1.6 Metode Penelitian
Sehubungan dengan judul penelitian yaitu “Bias Gender dalam film A Hot
Roof karya Kim Min Yeong ”, maka penelitian yang dilakukan adalah melalui
pendekatan yang dilakukan bersifat kualitatif. Hal ini dikarenakan penelitian ini
banyak menggunakan data dalam bentuk kata-kata. Penelitian ini memiliki
metode penelitian sebagai berikut:
a.
Menentukan objek formal penelitian yaitu ide-ide feminis
b.
Menentukan objek penelitian berupa film berjudul “A Hot Roof”

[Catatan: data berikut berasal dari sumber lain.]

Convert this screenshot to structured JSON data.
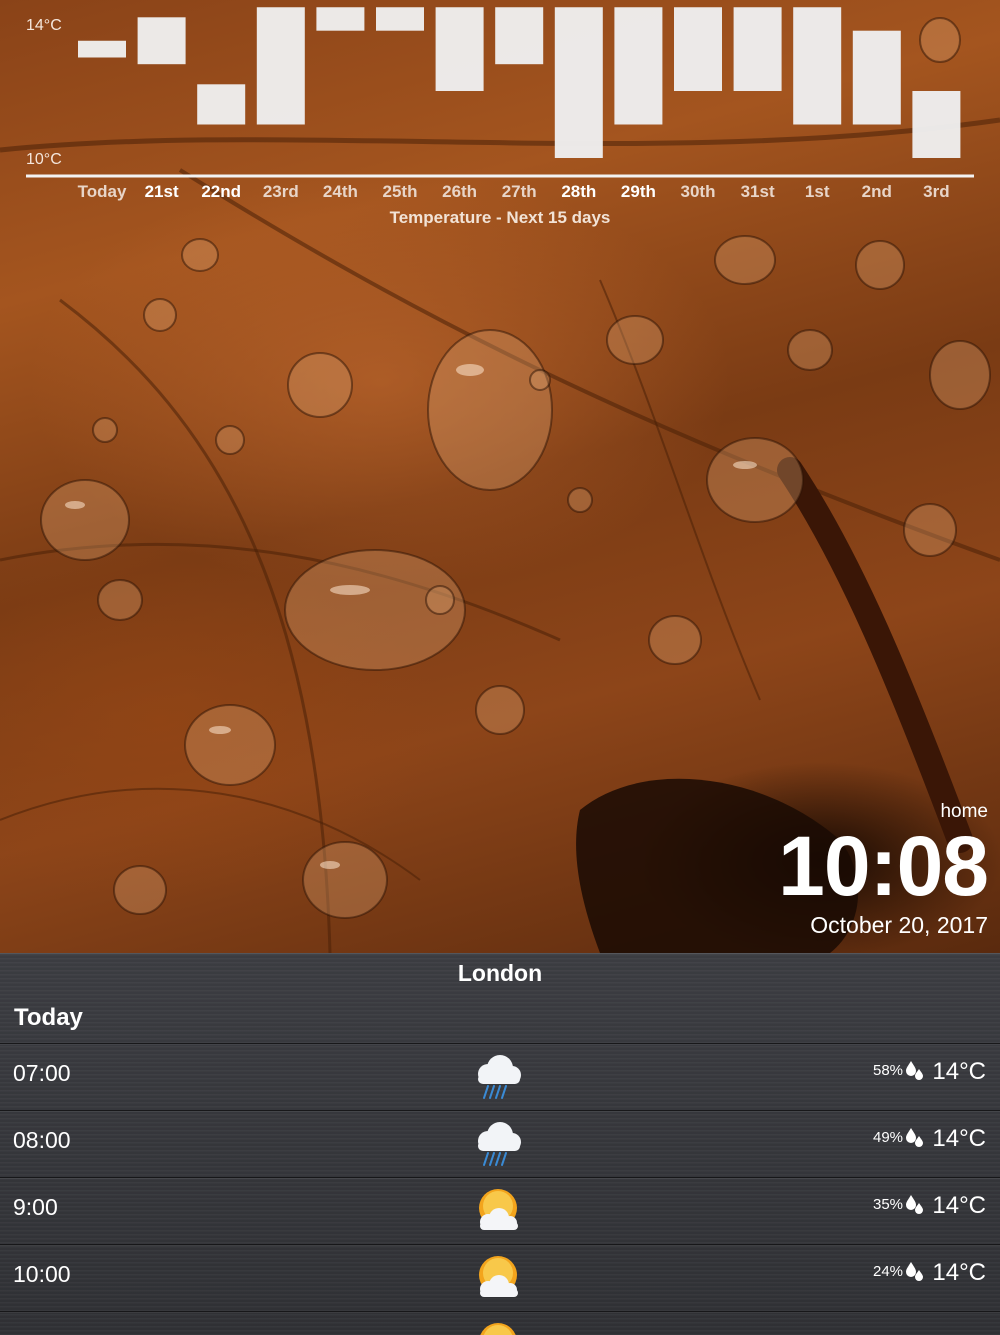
{
  "chart_data": {
    "type": "bar",
    "title": "Temperature - Next 15 days",
    "categories": [
      "Today",
      "21st",
      "22nd",
      "23rd",
      "24th",
      "25th",
      "26th",
      "27th",
      "28th",
      "29th",
      "30th",
      "31st",
      "1st",
      "2nd",
      "3rd"
    ],
    "series": [
      {
        "low": 13,
        "high": 13.5
      },
      {
        "low": 12.8,
        "high": 14.2
      },
      {
        "low": 11,
        "high": 12.2
      },
      {
        "low": 11,
        "high": 14.5
      },
      {
        "low": 13.8,
        "high": 14.5
      },
      {
        "low": 13.8,
        "high": 14.5
      },
      {
        "low": 12,
        "high": 14.5
      },
      {
        "low": 12.8,
        "high": 14.5
      },
      {
        "low": 10,
        "high": 14.5
      },
      {
        "low": 11,
        "high": 14.5
      },
      {
        "low": 12,
        "high": 14.5
      },
      {
        "low": 12,
        "high": 14.5
      },
      {
        "low": 11,
        "high": 14.5
      },
      {
        "low": 11,
        "high": 13.8
      },
      {
        "low": 10,
        "high": 12
      }
    ],
    "ylim": [
      10,
      14
    ],
    "ytick_labels": [
      "14°C",
      "10°C"
    ],
    "day_label_colors": [
      "#e8d5c8",
      "#ffffff",
      "#ffffff",
      "#e8d5c8",
      "#e8d5c8",
      "#e8d5c8",
      "#e8d5c8",
      "#e8d5c8",
      "#ffffff",
      "#ffffff",
      "#e8d5c8",
      "#e8d5c8",
      "#e8d5c8",
      "#e8d5c8",
      "#e8d5c8"
    ]
  },
  "clock": {
    "location": "home",
    "time": "10:08",
    "date": "October 20, 2017"
  },
  "forecast": {
    "city": "London",
    "day": "Today",
    "hours": [
      {
        "time": "07:00",
        "icon": "rain-cloud-icon",
        "precip": "58%",
        "temp": "14°C"
      },
      {
        "time": "08:00",
        "icon": "rain-cloud-icon",
        "precip": "49%",
        "temp": "14°C"
      },
      {
        "time": "9:00",
        "icon": "sun-cloud-icon",
        "precip": "35%",
        "temp": "14°C"
      },
      {
        "time": "10:00",
        "icon": "sun-cloud-icon",
        "precip": "24%",
        "temp": "14°C"
      }
    ]
  }
}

yang disutradai oleh Lee Min Yeong pada tahun 1995. Objek material sebagai
acuan utama untuk memperoleh dan memproses analisis data.
c.
Dalam penelitian ini pengumpulan data dilakukan dengan studi
kepustakaan . Studi kepustakaan digunakan untuk mencari informasi yang
berguna dan mendukung penelitian. Sumber tertulis yang digunakan sebagai
referensi adalah buku, disertasi, thesis, makalah, jurnal, artikel serta skripsi yang
berhubungan dengan tema. Metode pengumpulan data tentang proses produksi
film, komentar publik seputar film A Hot Roof selain didapat dari sumber pustaka
juga didapat dari sumber internet.
d.
Metode analisis data dilakukan dengan mengolah objek penelitian
yaitu film A Hot Roof dari data berupa audio visual menjadi teks serta transkripsi
dan transliterasi dialog film A Hot Roof. Data yang telah dipeoleh tersebut
kemudian dianalisa berdasarkan kritik sastra feminis dan menemukan ide-ide
feminis yang terdapat dalam film tersebut.
e.
Membuat kesimpulan akhir sebagai laporan dari hasil akhir
penelitian yang diharapkan dapat menjawab secara ringkas mengenai isi
pembahasan analisis film A Hoot Roof.
1.7 Sistematika Penyajian
Sistematika penyajian hasil penelitian iini akan dibagi menjadi beberapa bab
yang terdiri dari:
a.
Bab I berupa pendahuluan yang berisi latar belakang masalah,
rumusan masalah, tujuan penelitian, tinjauan pustaka, landasan teori, metode
penelitian, dan sistematika penyajian.
b.
Bab II berupa identifikasi tokoh-tokoh yang ada dalam film A Hot
Roof yang penyajiannya dibagi menjadi dua bagian yaitu tokoh profeminis dan
kontrafeminis.
c.
Bab III berupa manifestasi ketidakadilan gender dalam film A Hot
Roof. Keterbatasan pilihan yang dimiliki perempuan berdasar atas status sosialnya
dalam masyarakat serta manifestasi ketidakadilan gender yaitu kekerasan,
stereotipe dan subordinasi serta penjelasan beberapa adegan yang mencerminkan
manifestasi ketidakadilan gender.
d.
Bab IV berupa ide-ide feminis sebagai intisari dari film A Hot Roof
dalam perannya sebagai rejeksionis terhadap ketidakadilan gender pada masanya.
e.
Bab V adalah penutup yang berisi kesimpulan dan saran.